As I mentioned earlier, the actual vote distribution can be translated into odds, if you squint and make a mental apology to your Stats lecturer. And, as I also mentioned earlier, the vote was expected to be a lot closer – and with more scattering to minor parties such as Rejoin EU and the Conservative Party – with both fag-packet estimates and one actual poll converging on the region of 30%/28%/28% as between the Greens, Labour and RefUK.
The analysis I’m about to embark on hits a snag straight away in the shape of Reform UK. Not only were the betting odds on RefUK – 5/2 – almost identical to the 28% in the polling and the ‘too close to call’ estimates throughout the campaign; they were both almost identical to the vote share their unlovely candidate actually got. The bookies were dead on, but so – in the solitary case of Reform UK – were the parties. So the odds ratios comparing RefUK’s betting form with the result, and comparing the polling with the same result, are both 1: an exact match.
But let’s press on anyway.
| Odds | Est. | = | Actual | = | OR (odds) | OR (est) | |
| Greens | 1/2 | 30% | 7/3 | 40% | 3/2 | 3 | 0.64 |
| RefUK | 5/2 | 28% | 5/2 | 28% | 5/2 | 1 | 1 |
| Labour | 4/1 | 28% | 5/2 | 25% | 3/1 | 0.75 | 1.2 |
Left to right, you’ve got: the final odds against that party winning; the polling estimate, followed by the odds to which this figure is equivalent; the actual vote share, followed by the odds to which that figure is equivalent; the ratio of odds to outcome; and the ratio of the polling estimate to the outcome.

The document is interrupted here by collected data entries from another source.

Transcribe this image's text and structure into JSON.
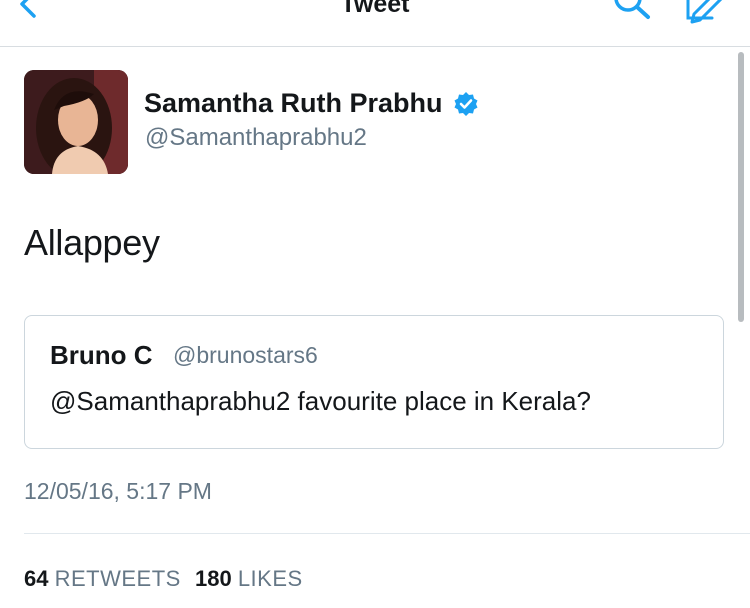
{
  "header": {
    "title": "Tweet"
  },
  "colors": {
    "accent": "#1da1f2",
    "secondary_text": "#657786",
    "border": "#ccd6dd"
  },
  "icons": {
    "back": "chevron-left",
    "search": "magnifier",
    "compose": "compose-pen",
    "verified": "verified-badge"
  },
  "tweet": {
    "author_name": "Samantha Ruth Prabhu",
    "author_handle": "@Samanthaprabhu2",
    "text": "Allappey",
    "timestamp": "12/05/16, 5:17 PM",
    "quoted": {
      "name": "Bruno C",
      "handle": "@brunostars6",
      "text": "@Samanthaprabhu2 favourite place in Kerala?"
    },
    "stats": {
      "retweets_count": "64",
      "retweets_label": "RETWEETS",
      "likes_count": "180",
      "likes_label": "LIKES"
    }
  }
}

We can see that the polling underestimated the Greens substantially. The betting odds wildly overestimated them, for reasons touched on earlier, but the bookies did at least put them substantially out in front. Since Reform UK rather unsportingly got almost exactly the same vote share everyone expected, we’ll pass over them (although not without pointing out that the bookies didn’t get them wrong). Lastly, the polling slightly overestimated Labour, while the bookies slightly overestimated them.
With the caveat about what happens to the odds when a favourite is locked in, I’d say that the betting odds ended up being a reasonably good predictor of the result in Gorton and Denton. The bookies’ implicit forecast wasn’t dramatically worse than the result predicted by polling, and it did have the additional merit of suggesting that it wasn’t, in fact, going to be a three-way scrap for first place. I can’t conclude this post better than by quoting myself again:
All the local polling that’s been published, and the messaging from both Labour and the Greens, has suggested an incredibly tight result in Gorton and Denton, along the lines of 29%/28%/28% (with the Greens probably, but not at all definitely, in the lead).
If the bookies were right, on the other hand,
the Greens should … end up closer to 50% than 28%.It should, in other words, be Not Even Close. The result will either be an awful warning against taking political betting seriously or an awful warning against ignoring it.
(Although I will admit that 40% isn’t much closer to 50% than 28%!)